Dimes haven't been changed in 65 years except for the 1965 composition change.
Quarters are the basic unit of coins these days and, while the
State Quarters were successful, the Parks quarters have not captured the imagination of the public nearly as much.
Halves and dollars are all but unused. I dropped a couple Golden Dollars at the grocery the other day and thought the clerk was going to call the police since he thought they were fake. When is the last time you got a half dollar in change?
Metal content has no bearing on coin value these days, the metal in a nickel is worth more than that of a dime... The dollar coin is smaller than a half dollar, the dime smaller than the nickel and cent.
I often thought a devalue by a factor of 10 would solve the coinage problem, the cent would actually become useful again as well as the other small coins. While I still think that would work, it would be quite a shock to the country. We could instead reevaluate the coinage and create new size coins that more accurately reflect the relative values.
Without revaluing the Dollar how about this:
A new Cent would be slightly smaller than a current dime with a holed center and copper color.
The new 5 cent piece would be slightly larger than the current dime and the same copper color as the new cent.
There would be no need for a 10 cent piece in my scheme.
The quarter would be made of the same nickel-copper mix (25/75%) as the current nickel and be slightly larger than the new 5 cent piece but perhaps a little thinner.
Eliminate the 50 cent piece.
The new dollar coin would be about the size of the current quarter (sized differently to let machines differentiate them). It would be the same nickel-copper composition as the current nickel.
The 2 dollar coin would be a bit larger than the new dollar coin, perhaps bi-metallic like the Twoonie.
There would only be two metal compositions, copper coated zinc for the cents and 5 cent pieces as well as the center of the new $2 coin. 75% copper/25% nickel would be used for the 25 cent coin as well as the dollar and outer part of the $2 coins.
Size would then become more relevant to fiat value of the coins, this would help satisfy advocates for the blind and my own self indulgence.

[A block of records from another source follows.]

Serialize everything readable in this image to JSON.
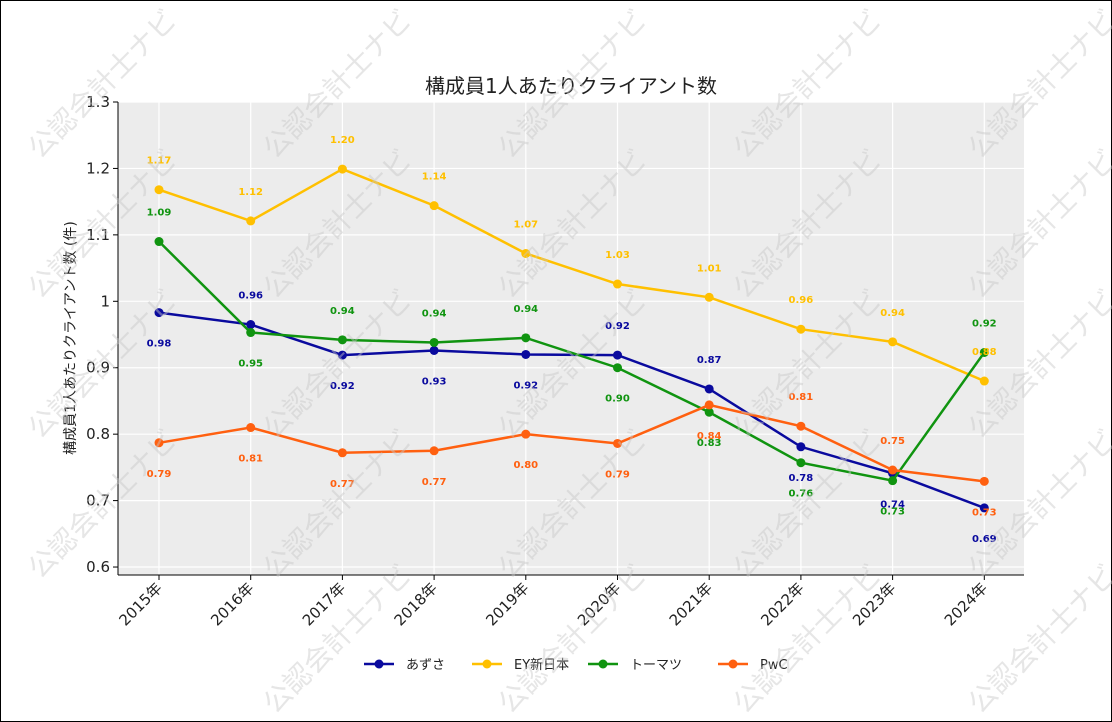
{
  "chart_data": {
    "type": "line",
    "title": "構成員1人あたりクライアント数",
    "xlabel": "",
    "ylabel": "構成員1人あたりクライアント数 (件)",
    "categories": [
      "2015年",
      "2016年",
      "2017年",
      "2018年",
      "2019年",
      "2020年",
      "2021年",
      "2022年",
      "2023年",
      "2024年"
    ],
    "ylim": [
      0.588,
      1.3
    ],
    "yticks": [
      0.6,
      0.7,
      0.8,
      0.9,
      1,
      1.1,
      1.2,
      1.3
    ],
    "ytick_labels": [
      "0.6",
      "0.7",
      "0.8",
      "0.9",
      "1",
      "1.1",
      "1.2",
      "1.3"
    ],
    "grid": true,
    "legend_position": "bottom-center",
    "series": [
      {
        "name": "あずさ",
        "color": "#0a0a9e",
        "values": [
          0.983,
          0.965,
          0.919,
          0.926,
          0.92,
          0.919,
          0.868,
          0.781,
          0.741,
          0.689
        ],
        "labels": [
          "0.98",
          "0.96",
          "0.92",
          "0.93",
          "0.92",
          "0.92",
          "0.87",
          "0.78",
          "0.74",
          "0.69"
        ],
        "label_pos": [
          "below",
          "above",
          "below",
          "below",
          "below",
          "above",
          "above",
          "below",
          "below",
          "below"
        ]
      },
      {
        "name": "EY新日本",
        "color": "#ffc000",
        "values": [
          1.168,
          1.121,
          1.199,
          1.144,
          1.072,
          1.026,
          1.006,
          0.958,
          0.939,
          0.88
        ],
        "labels": [
          "1.17",
          "1.12",
          "1.20",
          "1.14",
          "1.07",
          "1.03",
          "1.01",
          "0.96",
          "0.94",
          "0.88"
        ],
        "label_pos": [
          "above",
          "above",
          "above",
          "above",
          "above",
          "above",
          "above",
          "above",
          "above",
          "above"
        ]
      },
      {
        "name": "トーマツ",
        "color": "#109410",
        "values": [
          1.09,
          0.953,
          0.942,
          0.938,
          0.945,
          0.9,
          0.833,
          0.757,
          0.73,
          0.923
        ],
        "labels": [
          "1.09",
          "0.95",
          "0.94",
          "0.94",
          "0.94",
          "0.90",
          "0.83",
          "0.76",
          "0.73",
          "0.92"
        ],
        "label_pos": [
          "above",
          "below",
          "above",
          "above",
          "above",
          "below",
          "below",
          "below",
          "below",
          "above"
        ]
      },
      {
        "name": "PwC",
        "color": "#ff6010",
        "values": [
          0.787,
          0.81,
          0.772,
          0.775,
          0.8,
          0.786,
          0.844,
          0.812,
          0.746,
          0.729
        ],
        "labels": [
          "0.79",
          "0.81",
          "0.77",
          "0.77",
          "0.80",
          "0.79",
          "0.84",
          "0.81",
          "0.75",
          "0.73"
        ],
        "label_pos": [
          "below",
          "below",
          "below",
          "below",
          "below",
          "below",
          "below",
          "above",
          "above",
          "below"
        ]
      }
    ]
  },
  "watermark": "公認会計士ナビ"
}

Metal compositions would be simplified and the ugly clad sandwiches would be gone.
Magnets can still be used to weed out the evil foreign coins in counters and vending machines.

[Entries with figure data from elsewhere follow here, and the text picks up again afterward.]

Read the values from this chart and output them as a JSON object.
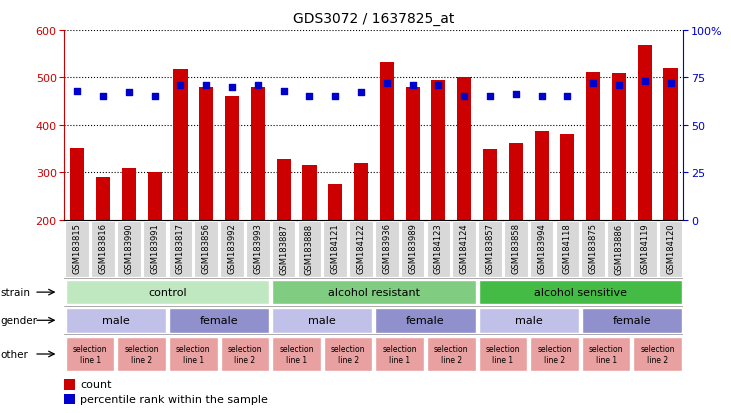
{
  "title": "GDS3072 / 1637825_at",
  "samples": [
    "GSM183815",
    "GSM183816",
    "GSM183990",
    "GSM183991",
    "GSM183817",
    "GSM183856",
    "GSM183992",
    "GSM183993",
    "GSM183887",
    "GSM183888",
    "GSM184121",
    "GSM184122",
    "GSM183936",
    "GSM183989",
    "GSM184123",
    "GSM184124",
    "GSM183857",
    "GSM183858",
    "GSM183994",
    "GSM184118",
    "GSM183875",
    "GSM183886",
    "GSM184119",
    "GSM184120"
  ],
  "bar_values": [
    352,
    291,
    309,
    300,
    518,
    479,
    461,
    479,
    329,
    315,
    276,
    320,
    533,
    479,
    494,
    500,
    350,
    362,
    388,
    380,
    510,
    509,
    567,
    519
  ],
  "percentile_values": [
    68,
    65,
    67,
    65,
    71,
    71,
    70,
    71,
    68,
    65,
    65,
    67,
    72,
    71,
    71,
    65,
    65,
    66,
    65,
    65,
    72,
    71,
    73,
    72
  ],
  "bar_bottom": 200,
  "ylim_left": [
    200,
    600
  ],
  "ylim_right": [
    0,
    100
  ],
  "yticks_left": [
    200,
    300,
    400,
    500,
    600
  ],
  "yticks_right": [
    0,
    25,
    50,
    75,
    100
  ],
  "bar_color": "#cc0000",
  "dot_color": "#0000cc",
  "strain_groups": [
    {
      "label": "control",
      "start": 0,
      "end": 7,
      "color": "#c0e8c0"
    },
    {
      "label": "alcohol resistant",
      "start": 8,
      "end": 15,
      "color": "#80cc80"
    },
    {
      "label": "alcohol sensitive",
      "start": 16,
      "end": 23,
      "color": "#44bb44"
    }
  ],
  "gender_groups": [
    {
      "label": "male",
      "start": 0,
      "end": 3,
      "color": "#c0c0e8"
    },
    {
      "label": "female",
      "start": 4,
      "end": 7,
      "color": "#9090cc"
    },
    {
      "label": "male",
      "start": 8,
      "end": 11,
      "color": "#c0c0e8"
    },
    {
      "label": "female",
      "start": 12,
      "end": 15,
      "color": "#9090cc"
    },
    {
      "label": "male",
      "start": 16,
      "end": 19,
      "color": "#c0c0e8"
    },
    {
      "label": "female",
      "start": 20,
      "end": 23,
      "color": "#9090cc"
    }
  ],
  "other_groups": [
    {
      "label": "selection\nline 1",
      "start": 0,
      "end": 1,
      "color": "#e8a0a0"
    },
    {
      "label": "selection\nline 2",
      "start": 2,
      "end": 3,
      "color": "#e8a0a0"
    },
    {
      "label": "selection\nline 1",
      "start": 4,
      "end": 5,
      "color": "#e8a0a0"
    },
    {
      "label": "selection\nline 2",
      "start": 6,
      "end": 7,
      "color": "#e8a0a0"
    },
    {
      "label": "selection\nline 1",
      "start": 8,
      "end": 9,
      "color": "#e8a0a0"
    },
    {
      "label": "selection\nline 2",
      "start": 10,
      "end": 11,
      "color": "#e8a0a0"
    },
    {
      "label": "selection\nline 1",
      "start": 12,
      "end": 13,
      "color": "#e8a0a0"
    },
    {
      "label": "selection\nline 2",
      "start": 14,
      "end": 15,
      "color": "#e8a0a0"
    },
    {
      "label": "selection\nline 1",
      "start": 16,
      "end": 17,
      "color": "#e8a0a0"
    },
    {
      "label": "selection\nline 2",
      "start": 18,
      "end": 19,
      "color": "#e8a0a0"
    },
    {
      "label": "selection\nline 1",
      "start": 20,
      "end": 21,
      "color": "#e8a0a0"
    },
    {
      "label": "selection\nline 2",
      "start": 22,
      "end": 23,
      "color": "#e8a0a0"
    }
  ],
  "xlabel_bg_color": "#d8d8d8",
  "left_axis_color": "#cc0000",
  "right_axis_color": "#0000cc",
  "legend_count_color": "#cc0000",
  "legend_dot_color": "#0000cc",
  "row_border_color": "#888888",
  "xlabel_fontsize": 6.0,
  "annotation_fontsize": 8.0,
  "other_fontsize": 6.0
}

Only 5 coins would be needed to satisfy small value commerce and the paper dollar can be eliminated.
As for designs, I would change the reverse every 5 years. Have each denomination assigned a theme and let the reverses change to follow that theme. Instead of dead presidents and statesmen on the obverse go back to the Liberty images of olde.
I know the vending machine industry has a lot of say in coin size and composition matters but these days more and more vending machines take paper and plastic so that influence is less and less all the time.